It would seem that the incentive of a ‘golden handshake’ of nearly €180,000, higher than the initially planned €140,000 may have triggered the increase, as the staff will be eligible for 6 month’s unemployment and a further windfall from the Social Insurance Fund, in about 12 months from the day they quit their jobs.

So far, 963 CCB employees had pressed the exit button on their personal portal until Friday afternoon, when the scheme was to end. However, it has been extended to Tuesday upon the request of employees and unions as many were still on annual leave or on holiday out of the country.

Hellenic’s CEO Ioannis Matsis is expected to brief the bank’s shareholders on the issue during an extraordinary general meeting (EGM) in Nicosia on Wednesday.

The initial plan, that would have placed the Co-op’s 2660 staff in three different categories – 900 in voluntary retirement, 1,100 absorbed by Hellenic and 800 headed to the NPL management company – as part of Hellenic Bank’s acquisition of the CCB’s ‘good portfolio’ assets, was expected to be fully underwritten by the government, the ultimate owner of the Co-op bank after several failed rescue attempts.

As things stand today, fewer employees are expected to be absorbed by Hellenic Bank and the CCB’s NPL management body.

It has yet to be clarified whether the agreement between CCB and HB in relation to management and staff costs is to be modified.

During the negotiations, Hellenic’s management had demanded from the state that in case the scheme fell through and it would have to take on more employees, it would be compensated for that cost.

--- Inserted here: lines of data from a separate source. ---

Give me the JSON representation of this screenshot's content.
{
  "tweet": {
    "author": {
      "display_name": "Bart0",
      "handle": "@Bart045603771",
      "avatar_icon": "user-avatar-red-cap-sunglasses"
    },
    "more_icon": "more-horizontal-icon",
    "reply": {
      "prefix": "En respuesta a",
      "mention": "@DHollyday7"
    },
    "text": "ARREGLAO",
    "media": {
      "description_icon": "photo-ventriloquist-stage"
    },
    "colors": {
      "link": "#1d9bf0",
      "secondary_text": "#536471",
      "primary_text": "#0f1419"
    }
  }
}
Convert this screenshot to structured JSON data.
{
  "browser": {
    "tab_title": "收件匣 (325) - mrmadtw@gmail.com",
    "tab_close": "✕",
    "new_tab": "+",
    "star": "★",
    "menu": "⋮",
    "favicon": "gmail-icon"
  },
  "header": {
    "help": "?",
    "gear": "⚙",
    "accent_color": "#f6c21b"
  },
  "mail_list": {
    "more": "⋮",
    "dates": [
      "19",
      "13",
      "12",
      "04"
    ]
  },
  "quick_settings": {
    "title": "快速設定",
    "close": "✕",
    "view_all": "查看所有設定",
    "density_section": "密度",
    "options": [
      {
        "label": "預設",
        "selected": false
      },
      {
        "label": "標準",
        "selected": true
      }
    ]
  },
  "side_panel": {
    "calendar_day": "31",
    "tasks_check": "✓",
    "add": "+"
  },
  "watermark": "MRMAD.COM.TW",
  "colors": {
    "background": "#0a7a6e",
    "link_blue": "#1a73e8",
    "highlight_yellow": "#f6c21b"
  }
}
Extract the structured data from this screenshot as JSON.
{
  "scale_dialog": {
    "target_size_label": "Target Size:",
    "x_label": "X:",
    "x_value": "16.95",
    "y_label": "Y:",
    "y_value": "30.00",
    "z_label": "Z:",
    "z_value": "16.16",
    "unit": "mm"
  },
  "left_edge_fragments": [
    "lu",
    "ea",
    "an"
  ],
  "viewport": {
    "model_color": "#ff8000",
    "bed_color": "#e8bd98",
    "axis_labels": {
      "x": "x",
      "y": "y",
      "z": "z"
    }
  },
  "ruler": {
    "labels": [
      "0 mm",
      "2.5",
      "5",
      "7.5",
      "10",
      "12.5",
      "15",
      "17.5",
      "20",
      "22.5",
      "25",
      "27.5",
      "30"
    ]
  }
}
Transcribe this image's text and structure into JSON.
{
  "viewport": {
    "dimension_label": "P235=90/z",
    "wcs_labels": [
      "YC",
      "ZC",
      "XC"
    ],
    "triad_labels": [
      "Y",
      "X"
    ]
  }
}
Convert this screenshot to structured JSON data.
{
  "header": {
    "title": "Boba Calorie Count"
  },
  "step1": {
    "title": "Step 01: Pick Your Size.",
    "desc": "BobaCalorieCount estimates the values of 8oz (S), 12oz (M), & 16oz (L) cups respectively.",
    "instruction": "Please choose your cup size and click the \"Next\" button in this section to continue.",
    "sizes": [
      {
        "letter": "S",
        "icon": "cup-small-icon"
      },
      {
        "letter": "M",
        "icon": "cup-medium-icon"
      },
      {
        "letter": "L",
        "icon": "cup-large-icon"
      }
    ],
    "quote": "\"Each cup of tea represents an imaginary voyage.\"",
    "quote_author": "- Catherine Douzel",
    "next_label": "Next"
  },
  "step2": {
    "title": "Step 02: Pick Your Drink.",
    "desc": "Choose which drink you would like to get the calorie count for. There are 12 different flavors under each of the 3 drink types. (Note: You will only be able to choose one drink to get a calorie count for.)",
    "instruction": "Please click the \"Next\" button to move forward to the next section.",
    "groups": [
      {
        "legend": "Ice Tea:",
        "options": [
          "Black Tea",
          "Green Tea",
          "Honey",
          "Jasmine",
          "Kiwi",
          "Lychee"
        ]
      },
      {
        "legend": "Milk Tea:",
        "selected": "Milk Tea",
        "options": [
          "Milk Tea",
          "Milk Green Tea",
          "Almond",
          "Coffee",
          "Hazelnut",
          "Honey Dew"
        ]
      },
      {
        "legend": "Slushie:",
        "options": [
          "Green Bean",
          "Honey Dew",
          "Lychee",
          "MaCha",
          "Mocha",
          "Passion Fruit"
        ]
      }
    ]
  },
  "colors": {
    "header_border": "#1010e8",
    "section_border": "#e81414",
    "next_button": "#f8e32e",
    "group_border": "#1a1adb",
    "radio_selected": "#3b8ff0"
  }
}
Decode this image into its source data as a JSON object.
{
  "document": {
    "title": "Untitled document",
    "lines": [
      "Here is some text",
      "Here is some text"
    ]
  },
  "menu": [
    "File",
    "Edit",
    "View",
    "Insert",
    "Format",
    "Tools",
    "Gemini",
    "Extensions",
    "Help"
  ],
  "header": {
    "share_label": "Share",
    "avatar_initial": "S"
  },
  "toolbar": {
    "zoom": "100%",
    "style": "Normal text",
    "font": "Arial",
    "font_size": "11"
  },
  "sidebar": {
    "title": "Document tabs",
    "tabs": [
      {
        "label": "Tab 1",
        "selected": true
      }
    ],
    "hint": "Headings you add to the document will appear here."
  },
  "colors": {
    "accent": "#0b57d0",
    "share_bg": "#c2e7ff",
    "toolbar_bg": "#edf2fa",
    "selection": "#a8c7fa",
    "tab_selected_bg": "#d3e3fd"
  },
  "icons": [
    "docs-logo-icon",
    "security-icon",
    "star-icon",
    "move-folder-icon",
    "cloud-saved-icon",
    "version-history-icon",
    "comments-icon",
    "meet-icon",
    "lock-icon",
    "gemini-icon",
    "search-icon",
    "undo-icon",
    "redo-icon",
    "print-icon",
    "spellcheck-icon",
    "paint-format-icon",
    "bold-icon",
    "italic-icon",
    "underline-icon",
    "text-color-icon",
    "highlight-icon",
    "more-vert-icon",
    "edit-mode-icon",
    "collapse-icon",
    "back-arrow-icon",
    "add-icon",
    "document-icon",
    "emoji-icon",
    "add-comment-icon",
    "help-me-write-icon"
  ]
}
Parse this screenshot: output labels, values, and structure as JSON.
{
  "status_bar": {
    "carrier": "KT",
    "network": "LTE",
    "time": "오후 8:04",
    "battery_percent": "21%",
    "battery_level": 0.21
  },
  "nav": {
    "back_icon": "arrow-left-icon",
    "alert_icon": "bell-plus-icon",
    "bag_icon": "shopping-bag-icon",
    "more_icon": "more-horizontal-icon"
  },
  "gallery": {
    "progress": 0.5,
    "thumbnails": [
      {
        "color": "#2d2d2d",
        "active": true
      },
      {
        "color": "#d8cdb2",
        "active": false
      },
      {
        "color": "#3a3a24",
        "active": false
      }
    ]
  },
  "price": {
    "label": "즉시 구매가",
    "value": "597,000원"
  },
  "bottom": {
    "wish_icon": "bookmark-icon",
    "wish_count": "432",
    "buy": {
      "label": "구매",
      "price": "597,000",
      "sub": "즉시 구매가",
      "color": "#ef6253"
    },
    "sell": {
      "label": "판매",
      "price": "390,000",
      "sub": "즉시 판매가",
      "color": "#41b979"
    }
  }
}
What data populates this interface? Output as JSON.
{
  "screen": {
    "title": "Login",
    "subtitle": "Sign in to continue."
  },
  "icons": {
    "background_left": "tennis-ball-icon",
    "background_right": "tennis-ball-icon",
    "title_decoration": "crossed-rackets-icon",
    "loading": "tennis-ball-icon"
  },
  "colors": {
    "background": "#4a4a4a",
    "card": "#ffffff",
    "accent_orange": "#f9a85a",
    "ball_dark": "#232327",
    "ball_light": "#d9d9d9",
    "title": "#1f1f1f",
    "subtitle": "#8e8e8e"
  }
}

It has not been clarified whether HB is to return the equivalent to the state if at the end of the day the number of employees it absorbs from the Co-op is less than the 1,100 agreed.

In comments made to news site StockWatch, Elissaios Michael, General Secretary of SEK, a union representing some of CCB’s employees, said that it is estimated that 80% of employees who have opted to retire will receive compensations close to €180,000. Initial estimations had set the average compensation at €140,000.

As Michael explained, the bulk of employees opting for the VRS are aged over 50 and occupy the high end of the salary scale.

CCB’s administration is not yet able to disclose whether the initially estimated cost of €128 mln will be adjusted as more than 1,000 are expected to opt for the retirement scheme.

Meanwhile, the employers’ federation OEV, saying it was satisfied with the conclusion of the VRS, that had earlier been a stumbling block in HB stepping in to rescue part of the Co-op, warned that the payout was too high and unsustainable, and that “the amounts [for the VRS] are multifold of any past practices of a similar nature and exceed any comparison based on wage levels or actual numbers.

“The revival of the economy and the high growth rates were achieved after the enormous sacrifices of enterprises and their employees, in combination with [the state’s] prudent fiscal policy.

“We must maintain this policy, as the risks have not dissipated and the crisis is not all over yet,” OEV concluded.